Most people fail to consider the second element when they discuss taxes. They get too hung up on the what aspect, or paying the government, and fail to consider the why element.
Why are Taxes Important?
Many of the experiences we have in our everyday lives are taken for granted. The roads that you drive on, the parks that you walk through. Schooling, healthcare, and much much more. All of these elements are paid for by the taxes that a government collects.
If you enjoy the benefits of such services, it is your civic duty to pay for those through taxes.
And everyone benefits. For everything that’s occurred in your life, you need to give credit to the country that you are living in. Your country has provided the means to which you have accumulated all you have, in both possessions and experiences.
This is an important distinction that is often missed. The more you have, the more you owe to the country that provided such opportunities. This is why it is often with misguided anguish that people rebel against the idea of the rich paying more taxes. The wealthier someone is, the more they have benefited from society, and thus the more they owe to that same society.
I did not always live with such philosophies. Long before my journey with Business Minded started, I used to rage and rail at paying my taxes. Paying for roads I don’t drive? Healthcare I don’t use? Education that left me with only more questions?

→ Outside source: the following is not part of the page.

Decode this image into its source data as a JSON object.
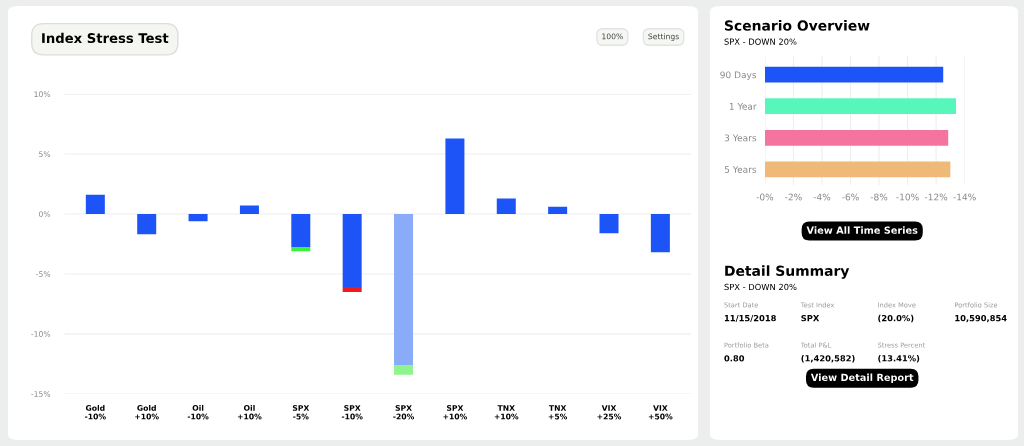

In my self-absorbed way, I had forgotten about the friends and loved ones who also benefited from those same services. I had taken for granted the people whose lives had been saved by that healthcare system. I’d taken for granted the options at the supermarket, brought about by the infrastructure paid and paved by taxes.
And in my shortsightedness, I had overlooked the benefits that others enjoy. I had taken for granted the safety net held beneath me should I fall. I hadn’t considered what life would be like without those loved ones living healthy lives. Even if I wasn’t sick at that very moment, I owe it to my loved ones and to my future self to pay for the services that every day improve my life, and one day could even save my life.
How Do Taxes Work?
Canada, US, UK, Australia, and many other developed nations use a marginal tax rate system. Essentially this means, the more you earn, the higher percentage in taxes you pay on every additional dollar earned.

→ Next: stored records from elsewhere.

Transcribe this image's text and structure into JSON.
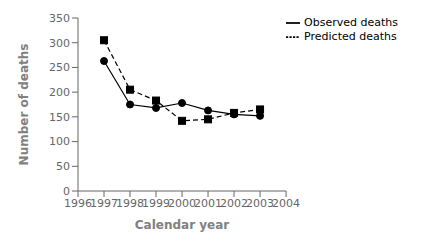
{
  "chart_data": {
    "type": "line",
    "x": [
      1997,
      1998,
      1999,
      2000,
      2001,
      2002,
      2003
    ],
    "series": [
      {
        "name": "Observed deaths",
        "color": "black",
        "values": [
          263,
          175,
          168,
          178,
          163,
          155,
          152
        ],
        "marker": "circle",
        "line_style": "solid"
      },
      {
        "name": "Predicted deaths",
        "color": "black",
        "values": [
          305,
          205,
          183,
          142,
          145,
          158,
          165
        ],
        "marker": "square",
        "line_style": "dashed"
      }
    ],
    "xlabel": "Calendar year",
    "ylabel": "Number of deaths",
    "xlim": [
      1996,
      2004
    ],
    "ylim": [
      0,
      350
    ],
    "xticks": [
      1996,
      1997,
      1998,
      1999,
      2000,
      2001,
      2002,
      2003,
      2004
    ],
    "yticks": [
      0,
      50,
      100,
      150,
      200,
      250,
      300,
      350
    ],
    "legend": "upper right",
    "grid": false
  }
}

If you earn $100,000 annually, you will pay the same amount in tax on the first $50,000 as someone who only makes $50,000 annually. For every dollar over $50,000, you will pay slightly more in taxes on those additional earnings.
At no point does earning more money become a bad thing though. If you enter a new tax bracket on that last dollar earned, you only pay additional taxes on that dollar.
Why You Don’t Want a Big Refund Check
If taxes are your contribution to society, and you only pay taxes on the dollars you actually earn, why don’t you want a big refund check? A big refund check at tax time means that you have paid more than you should have throughout the year. That isn’t a bonus to you, rather it means you gave away too much throughout the year.
If you walk into a corner store to buy a candy bar that costs $2. The candy bar doesn’t change in value depending on how you pay. If you pay with a crisp $20 bill, your change will be $18. The change in this example is effectively your big tax refund.
Alternatively, you could have just paid with a toonie ($2), and not received any change. In either case, the candy bar is still the same, and still costs $2.
The difference in this example is how much you paid in the first place. But unlike buying a candy bar, your tax refund takes a year to be returned to you. Instead, you would have paid the store owner $20 for a $2 candy bar, and come back a year later to receive your same $18 in change. You had, essentially, given the store owner an interest free loan for an entire year.
Irrespective of how you pay, the benefit to you is the same. Whether you’re paying $20 for a $2 benefit, or $2 for a $2 benefit, at the end of the day what you’re left with doesn’t change.
Getting a bigger refund is not the ideal situation. Next time someone brags that they have the biggest tax refund, that simply means they were the biggest loser during the year. They lost out on having that money for an entire year, and any associated freedoms and gains that money could have earned.
This year, think not about how much you can get back, but rather think about how much you actually pay in taxes. There are a myriad of ways through which to reduce your tax liability in a beneficial way to you. Paying too much up front and asking for change back is not one of those ways!